Roboticists consider that, utilizing new AI strategies, they’ll unlock extra succesful robots that may transfer freely by unfamiliar environments and deal with challenges they’ve by no means seen earlier than.
However one thing is standing in the best way: lack of entry to the kinds of information used to coach robots to allow them to work together with the bodily world. It’s far tougher to come back by than the info used to coach probably the most superior AI fashions, and that shortage is among the predominant issues presently holding progress in robotics again.
Consequently, main corporations and labs are in fierce competitors to search out new and higher methods to collect the info they want. It’s led them down unusual paths, like utilizing robotic arms to flip pancakes for hours on finish. They usually’re working into the identical types of privateness, ethics, and copyright points as their counterparts on the earth of AI. Learn the total story.
—James O’Donnell
My deepfake exhibits how helpful our information is within the age of AI
—Melissa Heikkilä
Deepfakes are getting good. Like, actually good. Earlier this month I went to a studio in East London to get myself digitally cloned by the AI video startup Synthesia. They made a hyperrealistic deepfake that appeared and sounded identical to me, with lifelike intonation. The top consequence was mind-blowing. It may simply idiot somebody who doesn’t know me nicely.

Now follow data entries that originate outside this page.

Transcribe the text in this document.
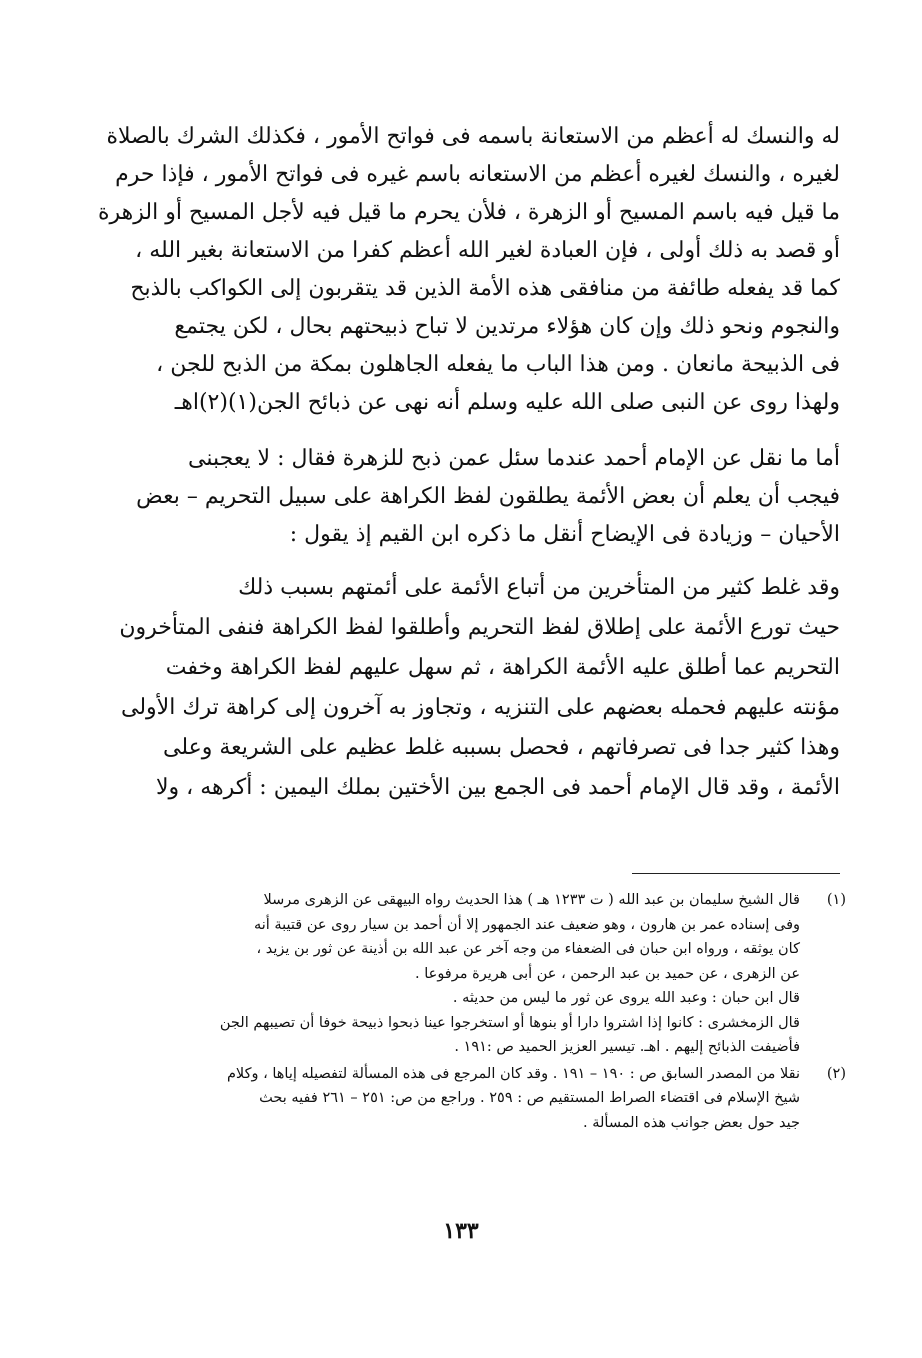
له والنسك له أعظم من الاستعانة باسمه فى فواتح الأمور ، فكذلك الشرك بالصلاة
لغيره ، والنسك لغيره أعظم من الاستعانه باسم غيره فى فواتح الأمور ، فإذا حرم
ما قيل فيه باسم المسيح أو الزهرة ، فلأن يحرم ما قيل فيه لأجل المسيح أو الزهرة
أو قصد به ذلك أولى ، فإن العبادة لغير الله أعظم كفرا من الاستعانة بغير الله ،
كما قد يفعله طائفة من منافقى هذه الأمة الذين قد يتقربون إلى الكواكب بالذبح
والنجوم ونحو ذلك وإن كان هؤلاء مرتدين لا تباح ذبيحتهم بحال ، لكن يجتمع
فى الذبيحة مانعان . ومن هذا الباب ما يفعله الجاهلون بمكة من الذبح للجن ،
ولهذا روى عن النبى صلى الله عليه وسلم أنه نهى عن ذبائح الجن(١)(٢)اهـ

أما ما نقل عن الإمام أحمد عندما سئل عمن ذبح للزهرة فقال : لا يعجبنى
فيجب أن يعلم أن بعض الأئمة يطلقون لفظ الكراهة على سبيل التحريم – بعض
الأحيان – وزيادة فى الإيضاح أنقل ما ذكره ابن القيم إذ يقول :

وقد غلط كثير من المتأخرين من أتباع الأئمة على أئمتهم بسبب ذلك
حيث تورع الأئمة على إطلاق لفظ التحريم وأطلقوا لفظ الكراهة فنفى المتأخرون
التحريم عما أطلق عليه الأئمة الكراهة ، ثم سهل عليهم لفظ الكراهة وخفت
مؤنته عليهم فحمله بعضهم على التنزيه ، وتجاوز به آخرون إلى كراهة ترك الأولى
وهذا كثير جدا فى تصرفاتهم ، فحصل بسببه غلط عظيم على الشريعة وعلى
الأئمة ، وقد قال الإمام أحمد فى الجمع بين الأختين بملك اليمين : أكرهه ، ولا

(١)
قال الشيخ سليمان بن عبد الله ( ت ١٢٣٣ هـ ) هذا الحديث رواه البيهقى عن الزهرى مرسلا
وفى إسناده عمر بن هارون ، وهو ضعيف عند الجمهور إلا أن أحمد بن سيار روى عن قتيبة أنه
كان يوثقه ، ورواه ابن حبان فى الضعفاء من وجه آخر عن عبد الله بن أذينة عن ثور بن يزيد ،
عن الزهرى ، عن حميد بن عبد الرحمن ، عن أبى هريرة مرفوعا .
قال ابن حبان : وعبد الله يروى عن ثور ما ليس من حديثه .
قال الزمخشرى : كانوا إذا اشتروا دارا أو بنوها أو استخرجوا عينا ذبحوا ذبيحة خوفا أن تصيبهم الجن
فأضيفت الذبائح إليهم . اهـ. تيسير العزيز الحميد ص :١٩١ .
(٢)
نقلا من المصدر السابق ص : ١٩٠ – ١٩١ . وقد كان المرجع فى هذه المسألة لتفصيله إياها ، وكلام
شيخ الإسلام فى اقتضاء الصراط المستقيم ص : ٢٥٩ . وراجع من ص: ٢٥١ – ٢٦١ ففيه بحث
جيد حول بعض جوانب هذه المسألة .
١٣٣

Synthesia has managed to create AI avatars which can be remarkably humanlike after just one 12 months of tinkering with the most recent era of generative AI. It’s equally thrilling and daunting fascinated about the place this know-how goes. However they elevate an enormous query: What occurs to our information as soon as we submit it to AI corporations? Learn the total story.
This story is from The Algorithm, our weekly AI publication. Join to obtain it in your inbox each Monday.